Shortly after that you did the first Five Finger Death Punch album, The Way Of The Fist. How did that come about?
Five Finger Death Punch was one of those unsuspecting things I did. Zoltan was funding it himself. It was their first album and it just took off. It was a pretty great success story.
The last time you played guitar onstage was the Roadrunner United show in New York in December 2005. Do you miss playing live at all?
No. I don't miss it. I'm so happy, fortunate and thankful that I got to do what I wanted to do – which at the time was all I wanted to do. I think I had my fill of that. In the last ten years now it's been more important to me to sleep at home every night and be with my family. With my home base here in LA I can work on projects from all over the world. I'm actually mixing a lot of bands from Europe, South America and Australia that just hit me up. These are bands that are doing it themselves. They hit me up on Facebook mostly. We work out a deal and unfortunately I never get to meet 'em.

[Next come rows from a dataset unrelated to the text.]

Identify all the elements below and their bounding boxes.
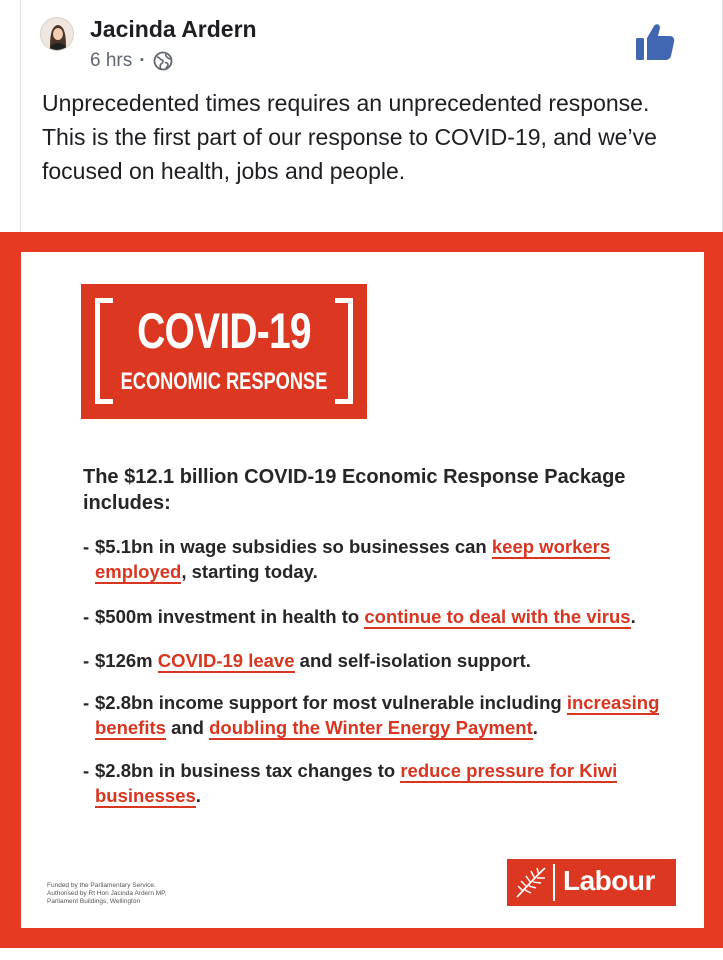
list-item — [83, 758, 663, 808]
bullet-text: $500m investment in health to — [95, 606, 365, 627]
labour-logo-text: Labour — [563, 865, 655, 896]
meta-separator: · — [139, 50, 146, 71]
list-item — [83, 534, 663, 584]
bullet-text: and — [165, 717, 210, 738]
logo-bracket-right — [335, 298, 353, 404]
bullet-text: $126m — [95, 650, 158, 671]
post-meta — [90, 50, 173, 72]
authorisation-statement — [47, 882, 247, 906]
rose-icon — [513, 864, 551, 901]
bullet-text: $2.8bn income support for most vulnerable including — [95, 692, 567, 713]
bullet-text: and self-isolation support. — [294, 650, 531, 671]
post-timestamp[interactable]: 6 hrs — [90, 50, 133, 71]
bullet-text: . — [532, 717, 538, 738]
list-item — [83, 604, 663, 629]
package-list — [83, 534, 663, 808]
post-header — [40, 14, 680, 76]
logo-subtitle: ECONOMIC RESPONSE — [120, 368, 328, 395]
bullet-highlight: keep workers employed — [95, 536, 611, 582]
logo-divider — [553, 864, 555, 901]
bullet-highlight: doubling the Winter Energy Payment — [209, 717, 533, 738]
logo-title: COVID-19 — [137, 303, 311, 359]
authorisation-line: Funded by the Parliamentary Service. — [47, 882, 156, 889]
bullet-text: $2.8bn in business tax changes to — [95, 760, 401, 781]
image-card — [21, 252, 704, 928]
bullet-highlight: increasing benefits — [95, 692, 660, 738]
profile-photo-icon — [41, 18, 74, 51]
authorisation-line: Authorised by Rt Hon Jacinda Ardern MP, — [47, 890, 167, 897]
globe-icon[interactable] — [153, 51, 173, 71]
post-border-left — [20, 0, 21, 232]
package-intro: The $12.1 billion COVID-19 Economic Response Package includes: — [83, 466, 626, 514]
bullet-highlight: continue to deal with the virus — [364, 606, 631, 627]
list-item — [83, 648, 663, 673]
labour-logo — [507, 859, 676, 906]
avatar[interactable] — [40, 17, 74, 51]
logo-bracket-left — [95, 298, 113, 404]
bullet-highlight: COVID-19 leave — [157, 650, 295, 671]
bullet-highlight: reduce pressure for Kiwi businesses — [95, 760, 618, 806]
shared-image[interactable] — [0, 232, 723, 948]
author-name[interactable]: Jacinda Ardern — [90, 16, 257, 42]
bullet-text: $5.1bn in wage subsidies so businesses can — [95, 536, 492, 557]
bullet-text: , starting today. — [181, 561, 318, 582]
covid-response-logo — [81, 284, 367, 419]
bullet-text: . — [630, 606, 636, 627]
list-item — [83, 690, 663, 740]
bullet-text: . — [195, 785, 201, 806]
thumbs-up-icon[interactable] — [634, 22, 676, 62]
post-text: Unprecedented times requires an unprecedented response. This is the first part of our response to COVID-19, and we’ve focused on health, jobs and people. — [42, 90, 657, 184]
authorisation-line: Parliament Buildings, Wellington — [47, 898, 141, 905]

Diversity is the key for me. Being an artist, that one band your in has to go the distance if it's really is going to be the rest of your life and career. That's why I'm so proud of Machine Head. It's pretty amazing what they've been doing on this album and the last album to reach a higher peak and really carve their place out as one of the most iconic metal bands in history. They're doing more than they ever did before and we were pretty big when I was in the band.
Is there a dream project or band that you would love to work with?
Yeah, there's a band called Metallica! [laughs] You ever hear of them? It's not something I really think about but I do get excited to work with big names that I've looked up to and been a fan of their music. That's really inspiring for me. Actually, one project I'd kill to work on is Max Cavalera and Greg from Dillinger Escape Plan's new side project. I worked with Greg on a song when Max brought him in to do a vocal on Soulfly's Omen record. Greg's vocal delivery in the studio sounds legitimately terrifying and life threatening. I'm expecting something sick to come out of that collaboration. All I want for Christmas is to work on that album!
What's next for you?
Something I'm really excited about in January that I'm not allowed to talk about! [laughs]. Another Channel Zero record. Some mixes for some indie bands including Dagoba from France. I actually have the end credits song in the new Texas Chainsaw Massacre. It's a very cool credit for me and was a fun project to work on as the lyrics are from the perspective of Leatherface. Totally violent and graphic. Good times.